From mboxrd@z Thu Jan  1 00:00:00 1970
Return-Path: <linux-kernel-owner@vger.kernel.org>
Received: (majordomo@vger.kernel.org) by vger.kernel.org via listexpand
	id S1754558Ab1DVJlL (ORCPT <rfc822;w@1wt.eu>);
	Fri, 22 Apr 2011 05:41:11 -0400
Received: from smtp-out.google.com ([74.125.121.67]:18400 "EHLO
	smtp-out.google.com" rhost-flags-OK-OK-OK-OK) by vger.kernel.org
	with ESMTP id S1754510Ab1DVJlI convert rfc822-to-8bit (ORCPT
	<rfc822;linux-kernel@vger.kernel.org>);
	Fri, 22 Apr 2011 05:41:08 -0400
DomainKey-Signature: a=rsa-sha1; c=nofws;
        d=google.com; s=beta;
        h=mime-version:in-reply-to:references:date:message-id:subject:from:to
         :cc:content-type:content-transfer-encoding;
        b=hTW9Zbrrb/R2HLDEfYOAdZiMMcdrSSeQ8baTd1yB0kheCklnBmP4qGiTQHwlZ+ntNp
         icYaTjzftNoO5rz/C17w==
MIME-Version: 1.0
In-Reply-To: <20110422092322.GA1948@elte.hu>
References: <BANLkTikNWgzKefWxp6UUqQ-XdBvgG+QSNQ@mail.gmail.com>
	<20110422092322.GA1948@elte.hu>
Date: Fri, 22 Apr 2011 11:41:03 +0200
Message-ID: <BANLkTi=G7-v3ysxK2wY_3f8TecbD6ZjKog@mail.gmail.com>
Subject: Re: [PATCH 1/1] perf tools: Add missing user space support for config1/config2
From: Stephane Eranian <eranian@google.com>
To: Ingo Molnar <mingo@elte.hu>
Cc: Arnaldo Carvalho de Melo <acme@infradead.org>,
        linux-kernel@vger.kernel.org, Andi Kleen <ak@linux.intel.com>,
        Peter Zijlstra <peterz@infradead.org>, Lin Ming <ming.m.lin@intel.com>,
        Arnaldo Carvalho de Melo <acme@redhat.com>,
        Thomas Gleixner <tglx@linutronix.de>,
        Peter Zijlstra <a.p.zijlstra@chello.nl>, eranian@gmail.com,
        Arun Sharma <asharma@fb.com>
Content-Type: text/plain; charset=UTF-8
Content-Transfer-Encoding: 8BIT
X-System-Of-Record: true
Sender: linux-kernel-owner@vger.kernel.org
List-ID: <linux-kernel.vger.kernel.org>
X-Mailing-List: linux-kernel@vger.kernel.org

On Fri, Apr 22, 2011 at 11:23 AM, Ingo Molnar <mingo@elte.hu> wrote:
>
> * Stephane Eranian <eranian@google.com> wrote:
>
>> On Fri, Apr 22, 2011 at 10:06 AM, Ingo Molnar <mingo@elte.hu> wrote:
>> >
>> > * Ingo Molnar <mingo@elte.hu> wrote:
>> >
>> >> This needs to be a *lot* more user friendly.
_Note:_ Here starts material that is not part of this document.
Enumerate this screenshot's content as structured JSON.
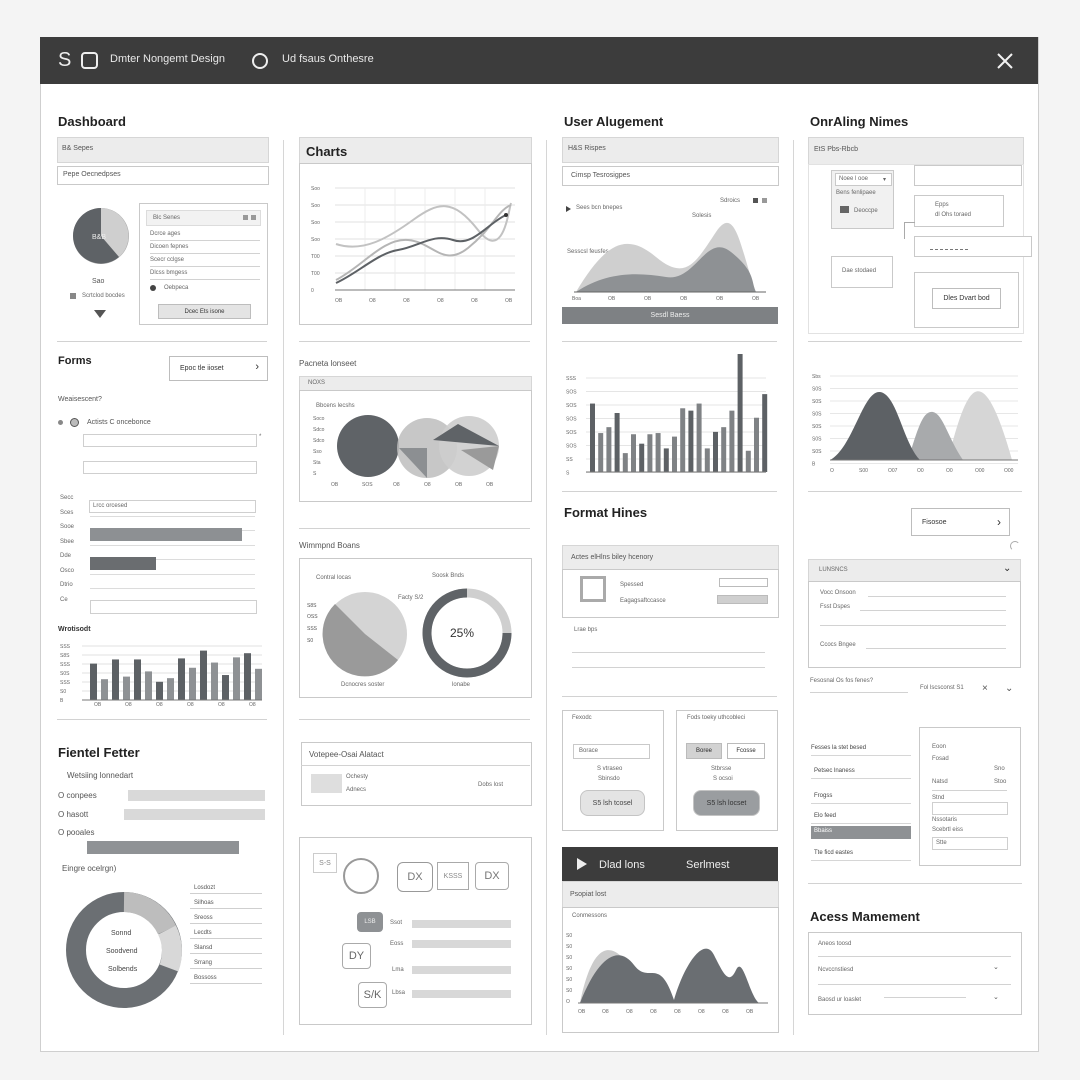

Users do not want to type in
>> >> stupid hexa magic numbers to get profiling. We have moved beyond the oprofile
>> >> era really.
>> >>
>> >> Unless there's proper generalized and human usable support i'm leaning
>> >> towards turning off the offcore user-space accessible raw bits for now, and
>> >> use them only kernel-internally, for the cache events.
>>
>> Generic cache events are a myth. They are not usable. I keep getting
>> questions from users because nobody knows what they are actually counting,
>> thus nobody knows how to interpret the counts. You cannot really hide the
>> micro-architecture if you want to make any sensible measurements.
>
> Well:
>
>  aldebaran:~> perf stat --repeat 10 -e instructions -e L1-dcache-loads -e L1-dcache-load-misses -e LLC-misses ./hackbench 10
>  Time: 0.125
>  Time: 0.136
>  Time: 0.180
>  Time: 0.103
>  Time: 0.097
>  Time: 0.125
>  Time: 0.104
>  Time: 0.125
>  Time: 0.114
>  Time: 0.158
>
>  Performance counter stats for './hackbench 10' (10 runs):
>
>     2,102,556,398 instructions             #      0.000 IPC     ( +-   1.179% )
>       843,957,634 L1-dcache-loads            ( +-   1.295% )
>       130,007,361 L1-dcache-load-misses      ( +-   3.281% )
>         6,328,938 LLC-misses                 ( +-   3.969% )
>
>        0.146160287  seconds time elapsed   ( +-   5.851% )
>
> It's certainly useful if you want to get ballpark figures about cache behavior
> of an app and want to do comparisons.
>
What can you conclude from the above counts?
Are they good or bad? If they are bad, how do you go about fixing the app?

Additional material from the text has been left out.